Public hearings on three ordinances in Soldotna should help the city plan its policy on commercial marijuana usage within city limits.

Soldotna Mayor Pete Sprague introduced an ordinance establishing the city as a local regulatory authority; member Regina Daniels proposed a moratorium on commercial marijuana sales within city limits and Keith Baxter proposed regulating commercial marijuana by limiting the number of retail outlets in the city and putting restrictions on cultivation and manufacturing.

The city must establish itself as a local regulatory authority to receive a portion of the fees charged by the state to businesses involved in marijuana commerce. Daniels’ moratorium, if enacted, would last for two years and would allow no marijuana business within the city before Jan. 1, 2018, according to the ordinance.

Baxter’s ordinance would allow no more than three retail marijuana stores within the city limits and would allow one marijuana growing facility and one manufacturing facility. Both would have to be located on the same premises as a retail marijuana store. There would be no limit on the number of marijuana testing facilities within the city under Baxter’s ordinance.

“This ordinance does not endorse or encourage the recreational use of marijuana. This ordinance is intended to enact prudent restrictions on the number and type of marijuana-related businesses within our city limits in order to both respect free enterprise and protect the character of our community,” Baxter wrote in his memo to the city.

At least one council member was displeased to see competing ordinances on the agenda and she, in part, blamed the city’s administration.

Linda Murphy asked City Manager Mark Dixson why the ordinances — which were drafted in September — had not been sent out to council members per their request during a special session.

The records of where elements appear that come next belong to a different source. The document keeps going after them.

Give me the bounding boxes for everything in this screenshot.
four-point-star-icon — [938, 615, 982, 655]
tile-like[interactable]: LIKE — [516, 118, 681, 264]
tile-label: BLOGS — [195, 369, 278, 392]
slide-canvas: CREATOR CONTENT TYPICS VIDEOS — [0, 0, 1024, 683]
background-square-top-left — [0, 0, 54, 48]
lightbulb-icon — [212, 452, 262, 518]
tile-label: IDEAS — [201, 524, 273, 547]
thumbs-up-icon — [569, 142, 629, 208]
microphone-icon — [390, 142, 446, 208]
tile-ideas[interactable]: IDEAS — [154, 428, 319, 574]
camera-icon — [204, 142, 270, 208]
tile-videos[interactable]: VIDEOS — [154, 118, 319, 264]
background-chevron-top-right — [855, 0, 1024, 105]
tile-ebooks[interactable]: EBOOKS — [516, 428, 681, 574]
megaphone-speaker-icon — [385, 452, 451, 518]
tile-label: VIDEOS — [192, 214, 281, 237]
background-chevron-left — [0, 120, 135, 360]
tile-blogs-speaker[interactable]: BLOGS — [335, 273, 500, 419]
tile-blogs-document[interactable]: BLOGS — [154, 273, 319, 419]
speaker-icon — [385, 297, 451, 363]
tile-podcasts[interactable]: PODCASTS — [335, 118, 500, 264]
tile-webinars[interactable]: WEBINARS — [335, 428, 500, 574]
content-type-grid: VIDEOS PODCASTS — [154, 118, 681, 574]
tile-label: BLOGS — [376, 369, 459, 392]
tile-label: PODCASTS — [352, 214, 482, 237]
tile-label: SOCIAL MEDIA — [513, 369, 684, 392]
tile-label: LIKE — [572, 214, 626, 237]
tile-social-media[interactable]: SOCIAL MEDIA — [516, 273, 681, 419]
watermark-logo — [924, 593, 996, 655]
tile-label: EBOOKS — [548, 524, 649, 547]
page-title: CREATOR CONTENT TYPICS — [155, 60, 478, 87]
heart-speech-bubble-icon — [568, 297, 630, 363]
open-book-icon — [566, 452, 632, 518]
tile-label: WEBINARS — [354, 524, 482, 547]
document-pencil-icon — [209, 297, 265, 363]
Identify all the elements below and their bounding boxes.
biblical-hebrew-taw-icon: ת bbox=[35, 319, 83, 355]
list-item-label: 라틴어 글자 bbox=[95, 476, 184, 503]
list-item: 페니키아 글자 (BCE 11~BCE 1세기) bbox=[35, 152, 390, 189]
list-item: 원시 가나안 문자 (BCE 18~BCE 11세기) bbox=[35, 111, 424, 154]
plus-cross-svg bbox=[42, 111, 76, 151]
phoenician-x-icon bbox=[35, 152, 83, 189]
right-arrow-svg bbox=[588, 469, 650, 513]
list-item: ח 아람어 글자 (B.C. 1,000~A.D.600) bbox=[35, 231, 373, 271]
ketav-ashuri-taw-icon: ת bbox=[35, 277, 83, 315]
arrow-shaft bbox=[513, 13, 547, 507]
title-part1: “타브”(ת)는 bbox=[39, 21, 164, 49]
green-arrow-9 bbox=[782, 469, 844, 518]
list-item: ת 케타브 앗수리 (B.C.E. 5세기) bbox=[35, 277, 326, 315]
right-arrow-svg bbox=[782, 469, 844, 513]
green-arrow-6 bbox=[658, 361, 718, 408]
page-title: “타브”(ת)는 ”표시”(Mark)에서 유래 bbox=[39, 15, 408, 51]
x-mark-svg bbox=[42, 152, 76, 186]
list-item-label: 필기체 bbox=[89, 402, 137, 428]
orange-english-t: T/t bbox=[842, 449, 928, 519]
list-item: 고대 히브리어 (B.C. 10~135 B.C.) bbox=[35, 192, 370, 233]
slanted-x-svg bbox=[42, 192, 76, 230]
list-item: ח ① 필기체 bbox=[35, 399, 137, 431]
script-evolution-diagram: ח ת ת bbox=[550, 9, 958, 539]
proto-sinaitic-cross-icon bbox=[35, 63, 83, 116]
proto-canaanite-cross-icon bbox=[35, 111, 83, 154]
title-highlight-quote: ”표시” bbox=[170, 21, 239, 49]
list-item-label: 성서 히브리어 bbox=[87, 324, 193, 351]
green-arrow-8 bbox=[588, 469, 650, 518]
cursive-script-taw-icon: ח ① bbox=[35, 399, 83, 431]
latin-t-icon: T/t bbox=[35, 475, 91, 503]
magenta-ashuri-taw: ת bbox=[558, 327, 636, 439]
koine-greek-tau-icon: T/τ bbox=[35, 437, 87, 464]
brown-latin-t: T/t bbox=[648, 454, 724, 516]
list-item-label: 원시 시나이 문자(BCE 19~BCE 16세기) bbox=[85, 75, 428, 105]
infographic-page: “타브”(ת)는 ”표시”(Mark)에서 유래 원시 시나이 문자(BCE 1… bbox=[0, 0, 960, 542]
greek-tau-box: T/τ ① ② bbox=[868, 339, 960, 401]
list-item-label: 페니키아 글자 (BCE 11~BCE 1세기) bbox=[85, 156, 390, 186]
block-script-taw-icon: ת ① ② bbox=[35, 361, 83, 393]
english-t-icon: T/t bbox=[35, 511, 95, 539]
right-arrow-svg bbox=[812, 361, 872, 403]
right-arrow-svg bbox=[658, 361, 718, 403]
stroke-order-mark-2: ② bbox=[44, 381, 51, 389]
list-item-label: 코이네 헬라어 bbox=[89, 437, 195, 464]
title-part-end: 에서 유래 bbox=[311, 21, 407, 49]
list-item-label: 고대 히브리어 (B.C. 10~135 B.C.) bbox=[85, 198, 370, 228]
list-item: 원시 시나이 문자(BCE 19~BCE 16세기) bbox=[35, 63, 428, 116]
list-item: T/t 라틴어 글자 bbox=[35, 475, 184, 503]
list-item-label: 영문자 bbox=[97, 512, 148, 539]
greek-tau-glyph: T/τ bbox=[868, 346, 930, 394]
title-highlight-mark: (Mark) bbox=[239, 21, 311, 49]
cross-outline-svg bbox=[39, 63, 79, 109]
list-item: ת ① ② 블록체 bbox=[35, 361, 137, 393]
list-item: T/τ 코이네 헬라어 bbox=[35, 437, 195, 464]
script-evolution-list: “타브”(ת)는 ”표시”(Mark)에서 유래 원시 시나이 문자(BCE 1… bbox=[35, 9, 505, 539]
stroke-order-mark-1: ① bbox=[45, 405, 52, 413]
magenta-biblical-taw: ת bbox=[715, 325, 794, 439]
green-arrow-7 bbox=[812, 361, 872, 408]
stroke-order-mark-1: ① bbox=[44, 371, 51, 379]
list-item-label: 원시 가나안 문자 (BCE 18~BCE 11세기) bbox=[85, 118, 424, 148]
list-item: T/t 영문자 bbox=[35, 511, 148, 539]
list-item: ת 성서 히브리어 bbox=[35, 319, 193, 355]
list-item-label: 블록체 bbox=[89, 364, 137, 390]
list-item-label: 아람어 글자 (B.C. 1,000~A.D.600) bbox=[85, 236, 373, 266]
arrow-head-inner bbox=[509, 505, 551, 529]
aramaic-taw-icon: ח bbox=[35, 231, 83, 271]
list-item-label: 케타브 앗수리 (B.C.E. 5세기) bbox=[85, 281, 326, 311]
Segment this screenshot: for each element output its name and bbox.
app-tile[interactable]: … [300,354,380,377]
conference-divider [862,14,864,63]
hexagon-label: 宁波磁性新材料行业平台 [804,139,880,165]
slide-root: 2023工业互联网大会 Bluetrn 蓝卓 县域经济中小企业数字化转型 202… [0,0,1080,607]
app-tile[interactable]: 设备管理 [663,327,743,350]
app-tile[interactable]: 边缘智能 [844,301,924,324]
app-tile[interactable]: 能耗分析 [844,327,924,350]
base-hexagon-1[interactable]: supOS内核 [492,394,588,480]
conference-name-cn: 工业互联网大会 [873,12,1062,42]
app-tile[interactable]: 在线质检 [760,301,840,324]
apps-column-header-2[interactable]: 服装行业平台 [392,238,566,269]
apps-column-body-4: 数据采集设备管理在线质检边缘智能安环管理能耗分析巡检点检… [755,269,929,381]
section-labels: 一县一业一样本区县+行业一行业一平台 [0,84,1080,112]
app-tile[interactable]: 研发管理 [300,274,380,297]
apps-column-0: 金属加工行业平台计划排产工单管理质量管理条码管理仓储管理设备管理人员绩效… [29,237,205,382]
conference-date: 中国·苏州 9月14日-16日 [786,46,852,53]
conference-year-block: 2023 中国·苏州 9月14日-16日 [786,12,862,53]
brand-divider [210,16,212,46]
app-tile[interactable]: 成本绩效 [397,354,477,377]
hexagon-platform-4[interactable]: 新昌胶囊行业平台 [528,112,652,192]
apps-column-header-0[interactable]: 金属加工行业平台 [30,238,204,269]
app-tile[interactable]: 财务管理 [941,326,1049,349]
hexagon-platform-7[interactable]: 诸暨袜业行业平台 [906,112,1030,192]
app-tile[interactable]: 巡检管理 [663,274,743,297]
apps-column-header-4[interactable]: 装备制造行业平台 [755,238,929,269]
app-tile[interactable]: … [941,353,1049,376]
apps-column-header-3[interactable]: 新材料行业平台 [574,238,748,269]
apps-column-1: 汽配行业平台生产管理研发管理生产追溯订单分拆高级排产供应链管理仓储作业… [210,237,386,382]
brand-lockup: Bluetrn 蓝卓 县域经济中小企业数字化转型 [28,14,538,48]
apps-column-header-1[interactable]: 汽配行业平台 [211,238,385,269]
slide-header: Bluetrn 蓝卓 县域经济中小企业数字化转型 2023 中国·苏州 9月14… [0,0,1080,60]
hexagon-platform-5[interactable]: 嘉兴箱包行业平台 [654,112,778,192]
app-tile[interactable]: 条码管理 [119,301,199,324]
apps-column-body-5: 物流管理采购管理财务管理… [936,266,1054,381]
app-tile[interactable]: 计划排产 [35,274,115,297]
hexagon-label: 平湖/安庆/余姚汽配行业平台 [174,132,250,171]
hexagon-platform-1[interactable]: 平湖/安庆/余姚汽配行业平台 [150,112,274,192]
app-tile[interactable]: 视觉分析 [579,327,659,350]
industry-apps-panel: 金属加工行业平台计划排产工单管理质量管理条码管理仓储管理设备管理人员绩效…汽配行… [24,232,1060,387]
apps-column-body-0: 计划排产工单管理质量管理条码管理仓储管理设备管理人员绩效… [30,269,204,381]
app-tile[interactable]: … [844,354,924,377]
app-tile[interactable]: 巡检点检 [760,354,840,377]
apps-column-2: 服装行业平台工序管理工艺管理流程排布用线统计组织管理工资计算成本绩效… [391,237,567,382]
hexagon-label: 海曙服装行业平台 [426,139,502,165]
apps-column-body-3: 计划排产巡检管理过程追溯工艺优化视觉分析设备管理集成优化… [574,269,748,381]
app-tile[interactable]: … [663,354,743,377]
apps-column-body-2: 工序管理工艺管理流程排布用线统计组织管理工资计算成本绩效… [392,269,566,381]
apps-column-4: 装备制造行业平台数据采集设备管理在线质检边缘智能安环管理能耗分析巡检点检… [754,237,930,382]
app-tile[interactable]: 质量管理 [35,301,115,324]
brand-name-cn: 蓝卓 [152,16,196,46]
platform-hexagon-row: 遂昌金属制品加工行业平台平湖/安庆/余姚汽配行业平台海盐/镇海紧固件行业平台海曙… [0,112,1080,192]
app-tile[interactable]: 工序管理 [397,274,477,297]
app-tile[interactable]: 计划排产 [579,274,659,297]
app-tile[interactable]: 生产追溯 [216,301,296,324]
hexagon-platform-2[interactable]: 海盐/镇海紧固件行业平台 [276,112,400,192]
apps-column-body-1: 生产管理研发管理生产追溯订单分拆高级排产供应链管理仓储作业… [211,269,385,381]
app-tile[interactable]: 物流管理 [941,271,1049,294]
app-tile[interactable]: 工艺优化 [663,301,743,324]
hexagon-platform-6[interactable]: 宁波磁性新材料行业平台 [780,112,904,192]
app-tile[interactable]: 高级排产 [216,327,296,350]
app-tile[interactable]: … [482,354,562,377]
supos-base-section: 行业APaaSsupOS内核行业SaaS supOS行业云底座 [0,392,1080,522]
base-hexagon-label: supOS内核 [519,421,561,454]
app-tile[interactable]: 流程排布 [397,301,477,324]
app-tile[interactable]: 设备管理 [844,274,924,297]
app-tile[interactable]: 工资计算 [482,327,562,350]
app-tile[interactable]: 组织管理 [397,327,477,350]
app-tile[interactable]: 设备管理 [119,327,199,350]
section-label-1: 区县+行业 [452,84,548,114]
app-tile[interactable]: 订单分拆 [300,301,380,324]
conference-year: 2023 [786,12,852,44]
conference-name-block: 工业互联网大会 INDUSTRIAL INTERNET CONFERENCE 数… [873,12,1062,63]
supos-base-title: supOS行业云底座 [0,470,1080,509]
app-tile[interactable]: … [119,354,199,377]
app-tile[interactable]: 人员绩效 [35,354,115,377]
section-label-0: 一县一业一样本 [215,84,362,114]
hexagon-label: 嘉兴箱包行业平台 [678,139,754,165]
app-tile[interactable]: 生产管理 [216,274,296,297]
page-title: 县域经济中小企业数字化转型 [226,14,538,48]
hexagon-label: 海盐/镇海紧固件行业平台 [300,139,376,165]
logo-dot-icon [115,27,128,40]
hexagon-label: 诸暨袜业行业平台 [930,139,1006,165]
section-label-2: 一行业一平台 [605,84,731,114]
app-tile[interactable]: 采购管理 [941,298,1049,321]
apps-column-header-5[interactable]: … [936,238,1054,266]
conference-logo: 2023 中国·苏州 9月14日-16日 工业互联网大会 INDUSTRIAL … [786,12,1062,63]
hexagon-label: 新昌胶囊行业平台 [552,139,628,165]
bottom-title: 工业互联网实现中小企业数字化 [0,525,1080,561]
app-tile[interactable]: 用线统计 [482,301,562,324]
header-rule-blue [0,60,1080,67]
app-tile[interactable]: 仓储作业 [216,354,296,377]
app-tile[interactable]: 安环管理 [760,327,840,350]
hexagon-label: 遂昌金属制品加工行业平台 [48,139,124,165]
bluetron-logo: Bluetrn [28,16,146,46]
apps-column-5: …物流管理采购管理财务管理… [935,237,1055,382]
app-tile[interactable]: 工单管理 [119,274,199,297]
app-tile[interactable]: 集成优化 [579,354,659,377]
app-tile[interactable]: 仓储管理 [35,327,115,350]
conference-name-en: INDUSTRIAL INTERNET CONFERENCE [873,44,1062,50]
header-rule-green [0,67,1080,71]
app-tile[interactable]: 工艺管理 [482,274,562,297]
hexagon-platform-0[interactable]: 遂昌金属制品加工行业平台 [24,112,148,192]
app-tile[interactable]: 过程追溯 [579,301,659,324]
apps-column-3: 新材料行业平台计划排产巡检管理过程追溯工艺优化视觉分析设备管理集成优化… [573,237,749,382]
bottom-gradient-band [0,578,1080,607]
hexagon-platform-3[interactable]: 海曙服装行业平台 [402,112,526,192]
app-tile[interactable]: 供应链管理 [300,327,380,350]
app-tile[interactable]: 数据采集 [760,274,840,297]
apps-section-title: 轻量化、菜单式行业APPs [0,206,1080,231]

“I just found out that you’d had them for well over a month, but the council was not made aware of them,” Murphy said during the council’s Tuesday meeting.

Dixson apologized to Murphy.

“It wasn’t that I was trying to hide them or keep them or keep the subject matter internally. I probably should have sent them out, but quite frankly I was working on a bunch of other things. I guess that wasn’t at the top of my list of things to do and I just kind of set it aside,” Dixson said. “In the future, when I get things like that, I will disseminate them.”

After the meeting, Murphy said the council had requested the ordinances from the city’s attorney and she assumed that the body had not received them yet.

But she said she then learned city administrators had the ordinances and sent one of them to one council member but did not distribute the others.

“It shouldn’t be typical,” she said. “The council requested them, we should have received them as soon as he received them.”

Murphy said she believed it was confusing to have contradictory ordinances on the agenda and believed that council members could have held another work session or have a discussion at a council meeting to work on some of their differences.

“I don’t think (the ordinances) would have come forward at the same meeting,” Murphy said.

Dixson and City Planner Stephanie Queen said the ordinances had been held by city administration because they were not complete.

Queen said the city had planned to take whatever ordinance the attorney drafted and send it through a public hearing at the Planning and Zoning Commission before bringing it back to the city council.

“When we got the draft ordinances … it had nothing touching the zoning code. Neither one did. If we’re going to allow commercial marijuana, we’re going to have to change the zoning,” Queen said. “Internally, we had a conversation with (the city attorney) and said, ‘Here’s the extra things that also need to be dealt with.’”

Queen said typically the city council allows ordinances that contain zoning language to go through planning and zoning before they’re heard at the council, though that is not a formal policy.

Zoning language has not yet been added to any of the city’s marijuana ordinances, as Queen said administrators are now in “wait-and-see mode” to determine if council will ban commercial marijuana within city limits outright.

“If that ordinance … ends up passing, we won’t need to schedule any meetings. It’s not allowed and we don’t need to fix zoning code to allow it,” she said.